How bad is the jobless situation in America? Consider this: More people have been out of work for at least six months than live in the entire state of Missouri.
And these 6.2 million long-term unemployed residents aren't exactly deadbeats. Unlike in previous slumps, today's jobless are a diverse group, spread across age groups, industries and educational levels, say analysts. In other words, they are regular consumers whose tastes and buying habits are shaping shopping trends and marketer decisions.
Examples are everywhere. Depression-era retailer layaway programs are making a comeback. Dollar stores are thriving. Brands are selling smaller packages for cheaper prices for those living week to week (see related story, P. 40.) The downturn has even hit the greeting-card aisle, where Hallmark is selling job-loss sympathy cards. "Losing your job does not define you. What you do about it does," reads one. "I can only imagine how frustrating this job search must be for you," says another.
Still, few ad campaigns specifically target the unemployed, and that might be by design. "It's not something you do overtly because it's too easy for marketers to be questioned on their ... altruism when they do this," said James Lou, U.S. chief strategy officer for Omnicom's DDB. "It has to be subtle, and it has to be done quietly."
In fact, most efforts launched since the 2009 Great Recession don't speak to the long-term unemployed, but to those who have just lost their job or are worried about losing their jobs. For instance, JetBlue's "Promise" program—unleashed at the height of the recession in 2009—allows consumers to cancel flight plans and get a refund if they lose their job. Citi offers a "Homeowner Unemployment Assist" program that lowers monthly mortgage payments to an average of $500 for customers who have recently lost jobs.
But other marketers have discontinued their special offers. Hyundai last spring pulled an attention-grabbing deal first promoted in 2009 that allowed customers to return newly bought cars if they lost their jobs. The "Assurance" program now simply guarantees trade-in values at the time of purchase. "The job-loss-protection program was offered at a moment when consumers were postponing major purchases out of fear that they may lose their job," the automaker told Ad Age in a statement. "What we're seeing now is a fairly steady unemployment rate. While still high, it doesn't appear to be causing consumers to delay purchases in high volumes."
To be sure, September's jobless rate held steady at 9.1%, with 14 million people out of work. But the number of long-term unemployed—those without a job for 27 weeks or more—jumped to 6.2 million, up from 6 million in August, according to the U.S. Department of Labor. And it is this chronic long-term unemployment that sets this downturn apart from previous ones.
Additionally, the long-term unemployed from the 2009 recession are "more equally weighted across industry, occupation, education, gender and age groups, and ... therefore more representative of the labor force and the population than it had been two and a half decades ago," the Federal Reserve Bank of Chicago said in a report last year.
For marketers, of course, every problem brings an opportunity.
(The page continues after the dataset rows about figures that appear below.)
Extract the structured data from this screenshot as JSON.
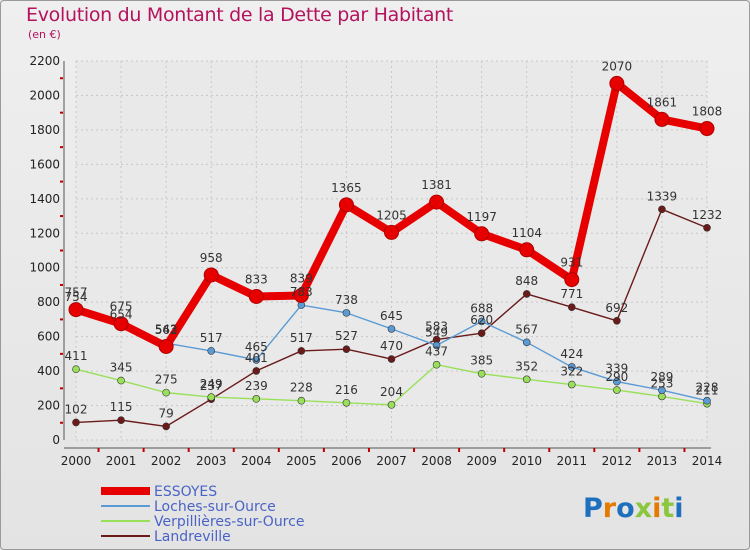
{
  "title": "Evolution du Montant de la Dette par Habitant",
  "unit": "(en €)",
  "brand": "Proxiti",
  "chart_data": {
    "type": "line",
    "title": "Evolution du Montant de la Dette par Habitant",
    "subtitle": "(en €)",
    "x": [
      "2000",
      "2001",
      "2002",
      "2003",
      "2004",
      "2005",
      "2006",
      "2007",
      "2008",
      "2009",
      "2010",
      "2011",
      "2012",
      "2013",
      "2014"
    ],
    "ylim": [
      0,
      2200
    ],
    "yticks": [
      0,
      200,
      400,
      600,
      800,
      1000,
      1200,
      1400,
      1600,
      1800,
      2000,
      2200
    ],
    "grid": true,
    "legend_position": "bottom-left",
    "series": [
      {
        "name": "ESSOYES",
        "color": "#e60000",
        "values": [
          757,
          675,
          543,
          958,
          833,
          839,
          1365,
          1205,
          1381,
          1197,
          1104,
          931,
          2070,
          1861,
          1808
        ]
      },
      {
        "name": "Loches-sur-Ource",
        "color": "#5b9bd5",
        "values": [
          754,
          654,
          562,
          517,
          465,
          783,
          738,
          645,
          549,
          688,
          567,
          424,
          339,
          289,
          228
        ]
      },
      {
        "name": "Verpillières-sur-Ource",
        "color": "#99e05a",
        "values": [
          411,
          345,
          275,
          249,
          239,
          228,
          216,
          204,
          437,
          385,
          352,
          322,
          290,
          253,
          211
        ]
      },
      {
        "name": "Landreville",
        "color": "#6b1a1a",
        "values": [
          102,
          115,
          79,
          237,
          401,
          517,
          527,
          470,
          583,
          620,
          848,
          771,
          692,
          1339,
          1232
        ]
      }
    ]
  }
}
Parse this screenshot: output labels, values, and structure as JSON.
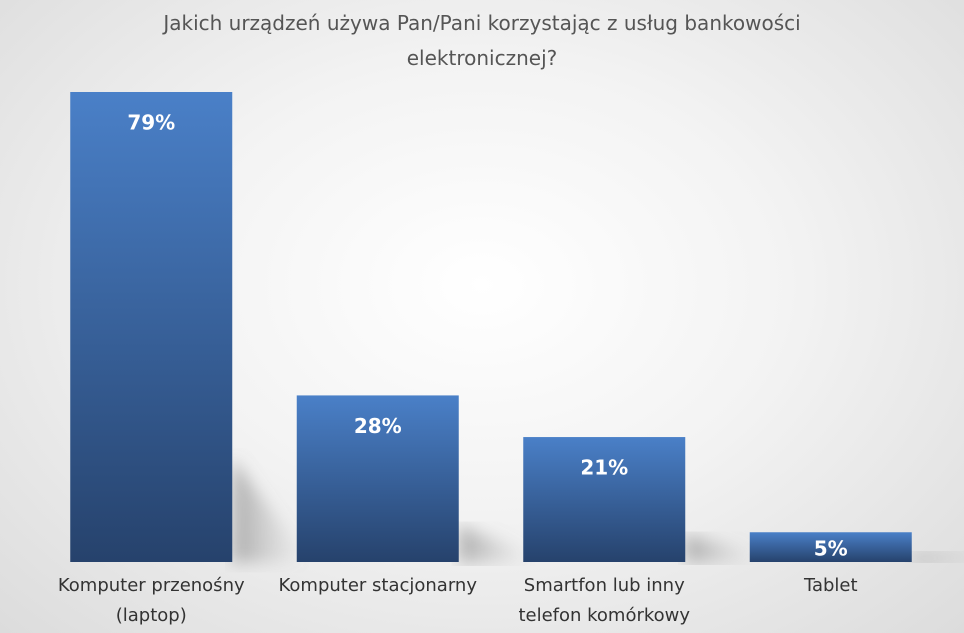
{
  "chart_data": {
    "type": "bar",
    "title": "Jakich urządzeń używa Pan/Pani korzystając z usług bankowości elektronicznej?",
    "categories": [
      "Komputer przenośny (laptop)",
      "Komputer stacjonarny",
      "Smartfon lub inny telefon komórkowy",
      "Tablet"
    ],
    "values": [
      79,
      28,
      21,
      5
    ],
    "value_labels": [
      "79%",
      "28%",
      "21%",
      "5%"
    ],
    "color": "#3f6fb0"
  }
}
Consider the "funemployed," a phrase being used to describe young people from wealthier backgrounds who aren't even trying to land real jobs because the market is so bad. "Instead, they travel on the cheap for weeks or devote more time to their hobbies," Daphne Kasriel, Euromonitor's Countries and Consumers Research Editor, said in an email. As a result, she said, these consumers are fueling demand for "the more affordable end of the tourism industry," as well as sports brands. But not everyone has the luxury of sitting on the sidelines. Only 41% of college seniors who applied for a job in 2011 got an offer, according to the National Association of Colleges and Employers.
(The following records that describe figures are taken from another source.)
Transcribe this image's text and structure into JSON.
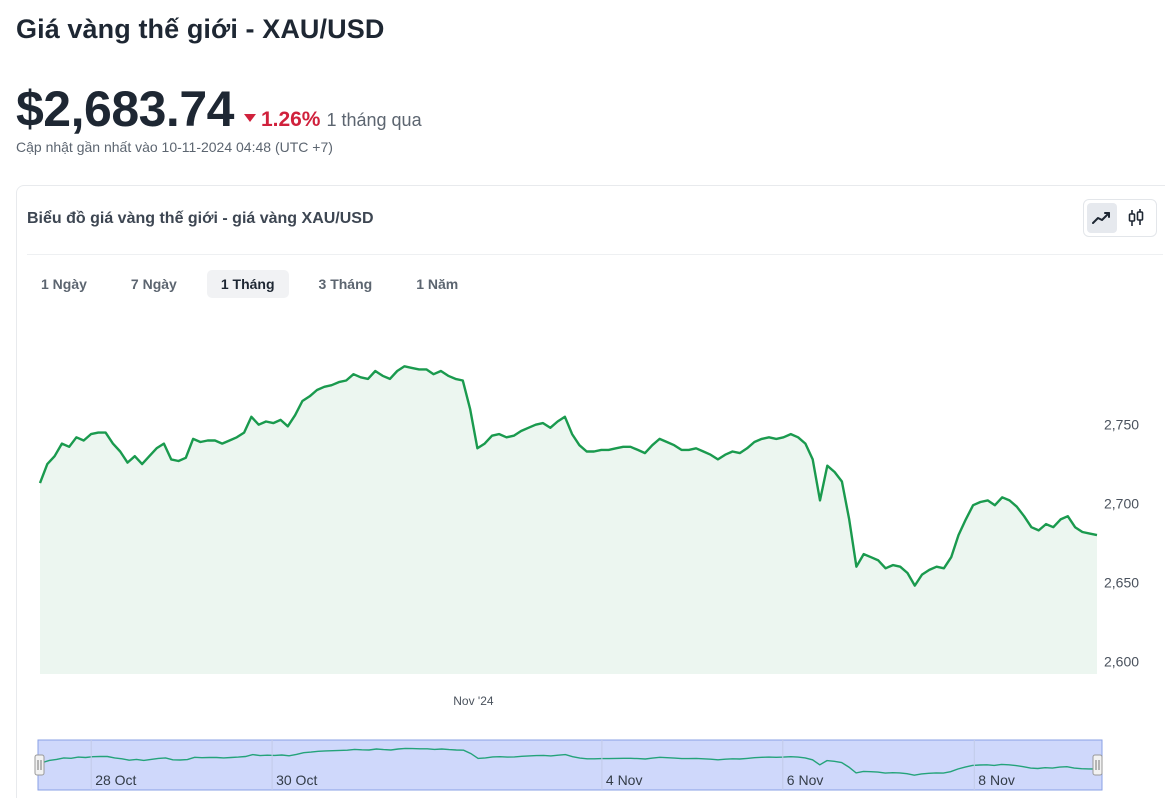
{
  "header": {
    "title": "Giá vàng thế giới - XAU/USD",
    "price": "$2,683.74",
    "change_pct": "1.26%",
    "change_period": "1 tháng qua",
    "updated": "Cập nhật gần nhất vào 10-11-2024 04:48 (UTC +7)"
  },
  "card": {
    "title": "Biểu đồ giá vàng thế giới - giá vàng XAU/USD",
    "chart_types": [
      {
        "icon": "line-chart-icon",
        "active": true
      },
      {
        "icon": "candlestick-icon",
        "active": false
      }
    ],
    "tabs": [
      {
        "label": "1 Ngày",
        "active": false
      },
      {
        "label": "7 Ngày",
        "active": false
      },
      {
        "label": "1 Tháng",
        "active": true
      },
      {
        "label": "3 Tháng",
        "active": false
      },
      {
        "label": "1 Năm",
        "active": false
      }
    ]
  },
  "colors": {
    "line": "#1a9a4e",
    "fill": "#ecf6f0",
    "down": "#d0213c",
    "navigator_fill": "#cfd8fb",
    "navigator_line": "#24a37a"
  },
  "chart_data": {
    "type": "area",
    "title": "",
    "x_ticks": [
      "Nov '24"
    ],
    "y_ticks": [
      2600,
      2650,
      2700,
      2750
    ],
    "ylim": [
      2592,
      2810
    ],
    "grid": false,
    "legend": "none",
    "points_y": [
      2713,
      2725,
      2730,
      2738,
      2736,
      2742,
      2740,
      2744,
      2745,
      2745,
      2738,
      2733,
      2726,
      2730,
      2725,
      2730,
      2735,
      2738,
      2728,
      2727,
      2729,
      2741,
      2739,
      2740,
      2740,
      2738,
      2740,
      2742,
      2745,
      2755,
      2750,
      2752,
      2751,
      2753,
      2749,
      2756,
      2765,
      2768,
      2772,
      2774,
      2775,
      2777,
      2778,
      2782,
      2780,
      2779,
      2784,
      2781,
      2779,
      2784,
      2787,
      2786,
      2785,
      2785,
      2782,
      2784,
      2781,
      2779,
      2778,
      2760,
      2735,
      2738,
      2743,
      2744,
      2742,
      2743,
      2746,
      2748,
      2750,
      2751,
      2748,
      2752,
      2755,
      2744,
      2737,
      2733,
      2733,
      2734,
      2734,
      2735,
      2736,
      2736,
      2734,
      2732,
      2737,
      2741,
      2739,
      2737,
      2734,
      2734,
      2735,
      2733,
      2731,
      2728,
      2731,
      2733,
      2732,
      2735,
      2739,
      2741,
      2742,
      2741,
      2742,
      2744,
      2742,
      2738,
      2728,
      2702,
      2724,
      2720,
      2714,
      2690,
      2660,
      2668,
      2666,
      2664,
      2659,
      2661,
      2660,
      2656,
      2648,
      2655,
      2658,
      2660,
      2659,
      2666,
      2680,
      2690,
      2699,
      2701,
      2702,
      2699,
      2704,
      2702,
      2698,
      2692,
      2685,
      2683,
      2687,
      2685,
      2690,
      2692,
      2685,
      2682,
      2681,
      2680
    ],
    "x_tick_positions": [
      0.41
    ],
    "navigator": {
      "labels": [
        "28 Oct",
        "30 Oct",
        "4 Nov",
        "6 Nov",
        "8 Nov"
      ],
      "label_positions": [
        0.05,
        0.22,
        0.53,
        0.7,
        0.88
      ]
    }
  }
}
And it is this expanding number of consumers who are barely scraping that are taking advantage of growing sales: Consider Family Dollar, which plans to open 450 to 500 stores in fiscal 2012, including its first move into California. But even Family Dollar has to adapt to the new reality, as it stocks its shelves with more private label-products to appeal to price-conscious consumers.
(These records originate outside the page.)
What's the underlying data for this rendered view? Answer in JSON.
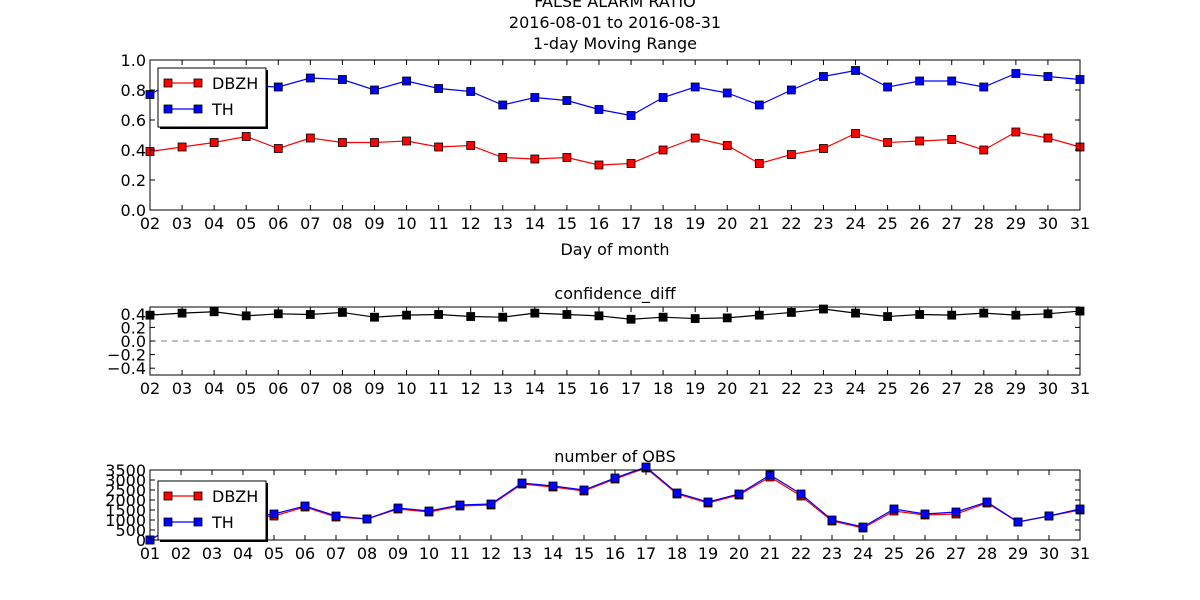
{
  "chart_data": [
    {
      "type": "line",
      "title": "FALSE ALARM RATIO\n2016-08-01 to 2016-08-31\n1-day Moving Range",
      "title_lines": [
        "FALSE ALARM RATIO",
        "2016-08-01 to 2016-08-31",
        "1-day Moving Range"
      ],
      "xlabel": "Day of month",
      "ylabel": "",
      "x": [
        "02",
        "03",
        "04",
        "05",
        "06",
        "07",
        "08",
        "09",
        "10",
        "11",
        "12",
        "13",
        "14",
        "15",
        "16",
        "17",
        "18",
        "19",
        "20",
        "21",
        "22",
        "23",
        "24",
        "25",
        "26",
        "27",
        "28",
        "29",
        "30",
        "31"
      ],
      "ylim": [
        0.0,
        1.0
      ],
      "yticks": [
        "0.0",
        "0.2",
        "0.4",
        "0.6",
        "0.8",
        "1.0"
      ],
      "legend": "top-left",
      "grid": false,
      "series": [
        {
          "name": "DBZH",
          "color": "#ff0000",
          "values": [
            0.39,
            0.42,
            0.45,
            0.49,
            0.41,
            0.48,
            0.45,
            0.45,
            0.46,
            0.42,
            0.43,
            0.35,
            0.34,
            0.35,
            0.3,
            0.31,
            0.4,
            0.48,
            0.43,
            0.31,
            0.37,
            0.41,
            0.51,
            0.45,
            0.46,
            0.47,
            0.4,
            0.52,
            0.48,
            0.42
          ]
        },
        {
          "name": "TH",
          "color": "#0000ff",
          "values": [
            0.77,
            0.89,
            0.84,
            0.83,
            0.82,
            0.88,
            0.87,
            0.8,
            0.86,
            0.81,
            0.79,
            0.7,
            0.75,
            0.73,
            0.67,
            0.63,
            0.75,
            0.82,
            0.78,
            0.7,
            0.8,
            0.89,
            0.93,
            0.82,
            0.86,
            0.86,
            0.82,
            0.91,
            0.89,
            0.87
          ]
        }
      ]
    },
    {
      "type": "line",
      "title": "confidence_diff",
      "xlabel": "",
      "ylabel": "",
      "x": [
        "02",
        "03",
        "04",
        "05",
        "06",
        "07",
        "08",
        "09",
        "10",
        "11",
        "12",
        "13",
        "14",
        "15",
        "16",
        "17",
        "18",
        "19",
        "20",
        "21",
        "22",
        "23",
        "24",
        "25",
        "26",
        "27",
        "28",
        "29",
        "30",
        "31"
      ],
      "ylim": [
        -0.5,
        0.5
      ],
      "yticks": [
        "0.4",
        "0.2",
        "0.0",
        "−0.2",
        "−0.4"
      ],
      "ytick_values": [
        0.4,
        0.2,
        0.0,
        -0.2,
        -0.4
      ],
      "reference_line": 0.0,
      "grid": false,
      "series": [
        {
          "color": "#000000",
          "values": [
            0.38,
            0.41,
            0.43,
            0.37,
            0.4,
            0.39,
            0.42,
            0.35,
            0.38,
            0.39,
            0.36,
            0.35,
            0.41,
            0.39,
            0.37,
            0.32,
            0.35,
            0.33,
            0.34,
            0.38,
            0.42,
            0.47,
            0.41,
            0.36,
            0.39,
            0.38,
            0.41,
            0.38,
            0.4,
            0.44
          ]
        }
      ]
    },
    {
      "type": "line",
      "title": "number of OBS",
      "xlabel": "",
      "ylabel": "",
      "x": [
        "01",
        "02",
        "03",
        "04",
        "05",
        "06",
        "07",
        "08",
        "09",
        "10",
        "11",
        "12",
        "13",
        "14",
        "15",
        "16",
        "17",
        "18",
        "19",
        "20",
        "21",
        "22",
        "23",
        "24",
        "25",
        "26",
        "27",
        "28",
        "29",
        "30",
        "31"
      ],
      "ylim": [
        0,
        3500
      ],
      "yticks": [
        "3500",
        "3000",
        "2500",
        "2000",
        "1500",
        "1000",
        "500",
        "0"
      ],
      "ytick_values": [
        3500,
        3000,
        2500,
        2000,
        1500,
        1000,
        500,
        0
      ],
      "legend": "left",
      "grid": false,
      "series": [
        {
          "name": "DBZH",
          "color": "#ff0000",
          "values": [
            0,
            900,
            1000,
            1100,
            1200,
            1650,
            1150,
            1050,
            1550,
            1400,
            1700,
            1750,
            2800,
            2650,
            2450,
            3050,
            3600,
            2300,
            1850,
            2250,
            3150,
            2200,
            950,
            600,
            1450,
            1250,
            1300,
            1850,
            900,
            1200,
            1500
          ]
        },
        {
          "name": "TH",
          "color": "#0000ff",
          "values": [
            0,
            900,
            1000,
            1100,
            1300,
            1700,
            1200,
            1050,
            1600,
            1450,
            1750,
            1800,
            2850,
            2700,
            2500,
            3100,
            3650,
            2350,
            1900,
            2300,
            3250,
            2300,
            1000,
            650,
            1550,
            1300,
            1400,
            1900,
            900,
            1200,
            1550
          ]
        }
      ]
    }
  ]
}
Other retailers are trying to hold on to their customers by bringing back layaway programs. Walmart is rolling out a buy now, pay later program for the holiday season. Toys "R" Us, which introduced layaway in 2009 for big-ticket items, just expanded it to include smaller toys. Sears Holdings Corp. began putting more marketing behind Kmart's layaway program in 2008, and demand has since doubled, the company said.